APPAREL BLOC PROTESTS TEXTILE LETTER
The heads of four major apparel trade associations have written a letter urging President Bush to reject recent assertions made by the governors of four textile-producing states that new measures are necessary to assist the domestic textile industry.
The governors were Ray E. Barnes of Georgia, Jim Hodges of South Carolina, Mike Easley of North Carolina, and Don Siegelman of Alabama.
“As customers of the domestic textile industry, we understand that they are facing rough times. We are facing tough times as well. The continuing demand by the American consumer for high quality yet affordable clothing has depressed retail prices in our industry for the past 10 years,” the letter from the apparel associations said.

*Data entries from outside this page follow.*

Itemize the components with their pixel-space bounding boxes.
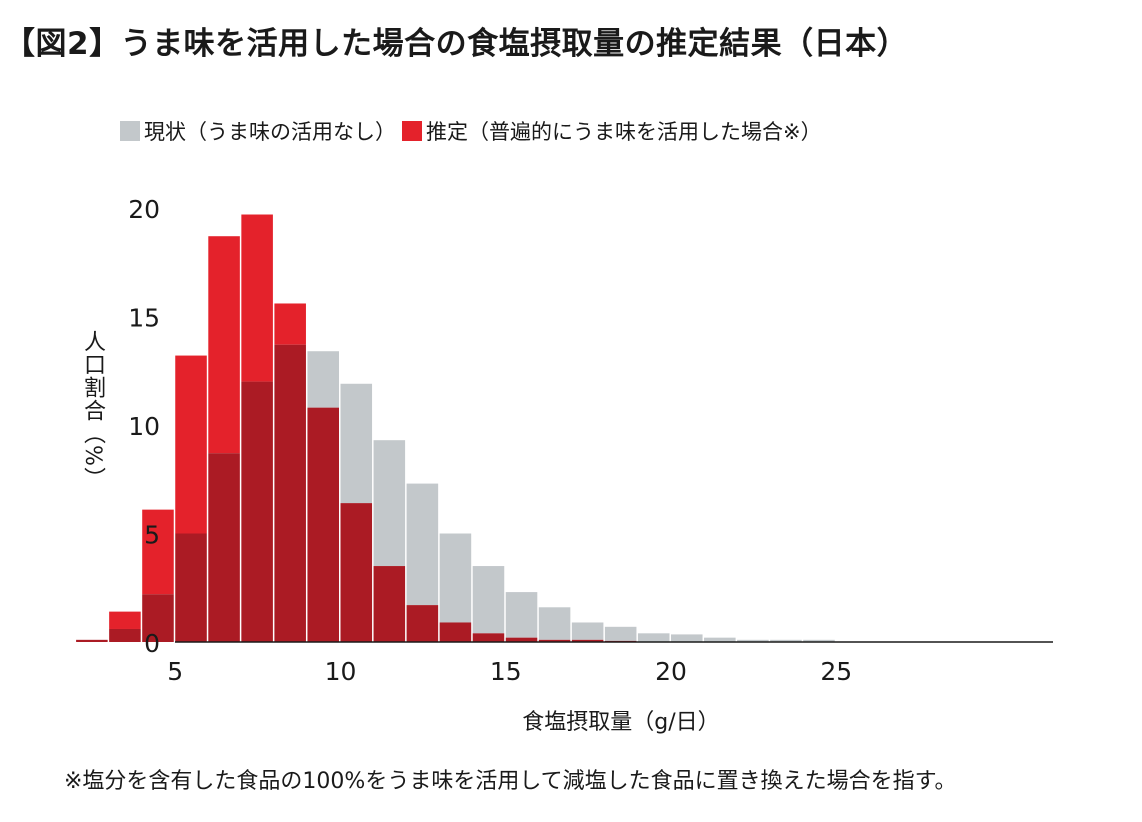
bar-overlap-bin-11 <box>373 566 406 642</box>
bar-current-bin-11 <box>373 440 406 567</box>
bar-overlap-bin-10 <box>340 503 373 642</box>
bar-overlap-bin-8 <box>274 344 306 642</box>
bar-estimated-bin-5 <box>175 355 207 534</box>
bar-overlap-bin-7 <box>241 381 273 642</box>
bar-current-bin-23 <box>770 639 802 642</box>
bar-current-bin-9 <box>307 351 339 408</box>
bar-current-bin-13 <box>439 533 472 623</box>
bar-overlap-bin-14 <box>472 633 505 642</box>
bar-current-bin-21 <box>704 637 736 642</box>
bar-overlap-bin-17 <box>571 639 604 642</box>
x-tick-label-10: 10 <box>325 657 357 686</box>
bar-current-bin-24 <box>803 639 835 642</box>
bar-overlap-bin-16 <box>538 639 571 642</box>
x-axis-label: 食塩摂取量（g/日） <box>522 710 720 735</box>
legend-swatch-current <box>120 121 140 141</box>
x-tick-label-15: 15 <box>490 657 522 686</box>
bar-current-bin-17 <box>571 622 604 640</box>
bar-overlap-bin-3 <box>109 628 141 642</box>
bar-estimated-bin-6 <box>208 236 240 454</box>
bar-current-bin-18 <box>604 626 637 641</box>
legend-label-estimated: 推定（普遍的にうま味を活用した場合※） <box>426 120 822 144</box>
legend-item-estimated: 推定（普遍的にうま味を活用した場合※） <box>402 116 822 146</box>
y-tick-label-0: 0 <box>144 629 160 658</box>
x-tick-label-25: 25 <box>820 657 852 686</box>
bar-current-bin-12 <box>406 483 439 606</box>
bar-estimated-bin-4 <box>142 509 174 595</box>
bar-overlap-bin-2 <box>76 639 108 642</box>
legend: 現状（うま味の活用なし） 推定（普遍的にうま味を活用した場合※） <box>120 116 828 146</box>
legend-item-current: 現状（うま味の活用なし） <box>120 116 396 146</box>
bar-overlap-bin-13 <box>439 622 472 642</box>
bar-overlap-bin-6 <box>208 453 240 642</box>
bar-current-bin-20 <box>671 634 703 642</box>
bar-overlap-bin-15 <box>505 637 538 642</box>
x-tick-label-20: 20 <box>655 657 687 686</box>
bar-current-bin-22 <box>737 639 769 642</box>
chart-title: 【図2】うま味を活用した場合の食塩摂取量の推定結果（日本） <box>4 26 909 62</box>
x-tick-label-5: 5 <box>167 657 183 686</box>
bar-overlap-bin-12 <box>406 605 439 642</box>
bar-overlap-bin-4 <box>142 594 174 642</box>
y-tick-label-20: 20 <box>128 195 160 224</box>
bar-overlap-bin-5 <box>175 533 207 642</box>
legend-label-current: 現状（うま味の活用なし） <box>144 120 396 144</box>
bar-current-bin-15 <box>505 592 538 638</box>
bar-estimated-bin-8 <box>274 303 306 345</box>
bar-current-bin-10 <box>340 383 373 504</box>
y-axis-label: 人口割合（%） <box>80 330 105 490</box>
y-tick-label-5: 5 <box>144 521 160 550</box>
bar-current-bin-19 <box>637 633 670 642</box>
bar-estimated-bin-7 <box>241 214 273 382</box>
bar-estimated-bin-3 <box>109 611 141 629</box>
bar-overlap-bin-9 <box>307 407 339 642</box>
legend-swatch-estimated <box>402 121 422 141</box>
bar-current-bin-16 <box>538 607 571 640</box>
footnote: ※塩分を含有した食品の100%をうま味を活用して減塩した食品に置き換えた場合を指… <box>64 769 957 794</box>
y-tick-label-10: 10 <box>128 412 160 441</box>
y-tick-label-15: 15 <box>128 304 160 333</box>
bar-current-bin-14 <box>472 566 505 634</box>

“U.S. apparel and retailer interests are competing on a global scale. Whether they realize it or not, U.S. textile interests are engaged in such competition as well. Additional protections will do nothing to help them survive, and would end up harming our partnerships,” the letter noted.
“The governors of North Carolina, South Carolina, Georgia and Alabama had every right to ask the president for more federal help. They would have done that if a hurricane hit, and in a sense, that’s what is happening to our domestic textile trade, which is facing disastrous times,” said Carlos Moore, executive director of the American Textile Manufacturers Institute.
“It serves no useful purpose if the textile companies hide behind new protectionist barriers. All they will do is take themselves out of the game,” said Kevin Burke, president and chief operating officer of the American Apparel and Footwear Association.
The letter urging no further protections was signed by Burke; Robert Verdisco, president of the International Mass Retail Association; Tracy Mullin, president of the National Retail Federation, and Laura E. Jones, executive director of the U.S. Association of Importers of Textiles and Apparel.